Nel suo romanzo La bambina dagli occhi d’oliva affronta il problema del silenzio degli adulti nei confronti dell’infanzia/adolescenza abusate. Quale contributo può dare secondo lei la narrativa nel sensibilizzare nei confronti di un tema così profondo?

«Enorme. La narrativa contemporanea ha taciuto sulle responsabilità e sulle umiliazioni che la società adultocentrica ha causato ai bambini, cancellando per esempio la pedofilia dai romanzi e dai racconti contemporanei: perché scomoda, perché non vende, perché fa stare male chi la legge. Ma non è forse la scrittura che deve aprire la testa di chi legge, e non il contrario?»

 

Altro tema importante, ben affrontato in La Rampicante è quello dell’etica della donazione degli organi. Perché se ne parla sempre meno a suo avviso?
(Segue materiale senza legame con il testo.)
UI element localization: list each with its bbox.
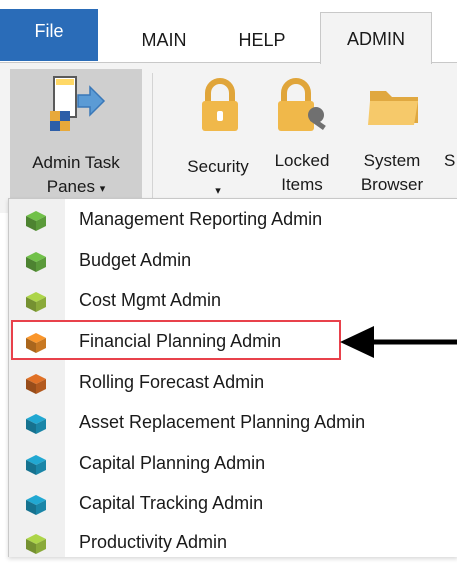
cube-icon xyxy=(25,494,47,516)
tab-help-label: HELP xyxy=(238,30,286,50)
tab-file-label: File xyxy=(34,21,64,41)
menu-item-budget-admin[interactable]: Budget Admin xyxy=(9,241,457,281)
ribbon-tab-strip: File MAIN HELP ADMIN xyxy=(0,0,457,64)
system-browser-button[interactable]: System Browser xyxy=(346,71,438,201)
chevron-down-icon: ▾ xyxy=(99,183,106,195)
menu-item-label: Capital Tracking Admin xyxy=(79,493,264,513)
tab-file[interactable]: File xyxy=(0,9,98,61)
tab-main[interactable]: MAIN xyxy=(118,14,210,62)
ribbon-group-separator xyxy=(152,73,153,198)
menu-item-label: Cost Mgmt Admin xyxy=(79,290,222,310)
security-button[interactable]: Security ▾ xyxy=(168,71,268,201)
cube-icon xyxy=(25,210,47,232)
cube-icon xyxy=(25,413,47,435)
cube-icon xyxy=(25,251,47,273)
arrow-left-icon xyxy=(340,322,457,367)
cube-icon xyxy=(25,533,47,555)
menu-item-capital-planning-admin[interactable]: Capital Planning Admin xyxy=(9,444,457,484)
menu-item-label: Budget Admin xyxy=(79,250,192,270)
tab-main-label: MAIN xyxy=(141,30,187,50)
task-panes-icon xyxy=(48,75,108,144)
locked-items-label-2: Items xyxy=(281,175,323,194)
tab-help[interactable]: HELP xyxy=(222,14,302,62)
locked-items-button[interactable]: Locked Items xyxy=(262,71,342,201)
menu-item-productivity-admin[interactable]: Productivity Admin xyxy=(9,523,457,563)
system-browser-label-2: Browser xyxy=(360,175,424,194)
locked-items-label: Locked xyxy=(274,151,330,170)
menu-item-label: Management Reporting Admin xyxy=(79,209,323,229)
menu-item-rolling-forecast-admin[interactable]: Rolling Forecast Admin xyxy=(9,363,457,403)
admin-task-panes-label: Admin Task xyxy=(32,153,120,172)
system-browser-label: System xyxy=(363,151,421,170)
security-label: Security xyxy=(187,157,249,176)
menu-item-asset-replacement-planning-admin[interactable]: Asset Replacement Planning Admin xyxy=(9,403,457,443)
lock-icon xyxy=(198,77,242,142)
cut-off-ribbon-label: S xyxy=(444,151,456,170)
admin-task-panes-label-2: Panes xyxy=(46,177,95,196)
menu-item-label: Rolling Forecast Admin xyxy=(79,372,265,392)
menu-item-label: Asset Replacement Planning Admin xyxy=(79,412,366,432)
tab-admin-label: ADMIN xyxy=(347,29,405,49)
folder-icon xyxy=(366,77,422,140)
menu-item-label: Productivity Admin xyxy=(79,532,228,552)
admin-task-panes-button[interactable]: Admin Task Panes ▾ xyxy=(10,69,142,201)
menu-item-cost-mgmt-admin[interactable]: Cost Mgmt Admin xyxy=(9,281,457,321)
menu-item-management-reporting-admin[interactable]: Management Reporting Admin xyxy=(9,200,457,240)
menu-item-capital-tracking-admin[interactable]: Capital Tracking Admin xyxy=(9,484,457,524)
cube-icon xyxy=(25,332,47,354)
tab-admin[interactable]: ADMIN xyxy=(320,12,432,64)
cube-icon xyxy=(25,291,47,313)
menu-item-label: Financial Planning Admin xyxy=(79,331,282,351)
admin-task-panes-menu: Management Reporting Admin Budget Admin … xyxy=(8,198,457,557)
menu-item-label: Capital Planning Admin xyxy=(79,453,266,473)
cube-icon xyxy=(25,454,47,476)
cut-off-ribbon-button[interactable]: S xyxy=(444,149,457,179)
locked-items-icon xyxy=(274,77,332,144)
cube-icon xyxy=(25,373,47,395)
ribbon-panel: Admin Task Panes ▾ Security ▾ Locked Ite… xyxy=(0,62,457,213)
«Anche in questo caso, perché non si tratta di argomenti mainstream, che fanno vendere, che fanno luccicare gli occhi e promettersi amore eterno come vorrebbero molti editori e tantissimi Lettori. Ma questa comodità, questa leggerezza nelle nostre letture, ha finito per sottrarre qualsiasi profondità ai temi della narrativa contemporanea, privandola della sua funzione originaria e soprattutto della sua funzione etica. Ecco che la scrittura è divenuta essa stessa materiale di consumo, bene commestibile come qualsiasi altro oggetto. Di conseguenza, meno fa riflettere e meglio è. L’Italia è uno dei Paesi più indietro in Europa per le donazioni di organi, la Spagna è prima in maniera irraggiungibile. Entrambi sono paesi ultracattolici, ma mentre in Italia vige un chiusura medievale sulla integrità del corpo alla sepoltura con la conseguente negazione di ogni altra pratica anche se ha a che fare con la bellezza stessa della vita, in Spagna si gode a pieno del miracolo della creazione dandole più di una opportunità… Lei trova queste considerazioni da qualche parte sui nostri giornali?»

 

Come ultima domanda, ringraziandola per la sua disponibilità, le chiedo che rapporto ha con i social, un mondo che raccoglie parecchie delle problematiche presenti nel suo ultimo romanzo con l’aggravante dell’apparente sicurezza dell’anonimato.

«Li uso prevalentemente per lavoro, sono un luogo in cui la gente che mi cerca può trovarmi con una certa facilità. Ma senza ostentare alcuna superiorità né etica né intellettuale perché non me le posso permettere, non credo che i social possano rappresentare un territorio in cui ospitare i propri sentimenti, le proprie ambizioni, le proprie emozioni e le proprie passioni senza lasciar trapelare il seme primordiale alla base di questo frutto. Cioè la vanità. I social sono un terreno estraneo alla neutralità, in cui anche le migliori intenzioni diventano merce. Ci sono coniugi che si fanno gli auguri di compleanno, sui social. Scrittori che annunciano di aver cominciato il nuovo romanzo, sui social. Persone che ricevono cartelle esattoriali e si vantano di non pagarle, sui social. Gente che pubblica la pagella dei propri figli, o l’esito degli esami per vedere se sono affetti da un cancro, sui social. Ecco perché per me restano uno strumento di lavoro, che non ha avvicinato le nostre vite. Le ha incredibilmente allontanate. Basti pensare alla spregiudicatezza di alcune affermazioni sui social, e alla timidezza che si sprigiona quando la persona alla quale erano dirette si presenta di persona. Ecco, i social ci hanno disabituato alla carne, al sangue e alle ossa».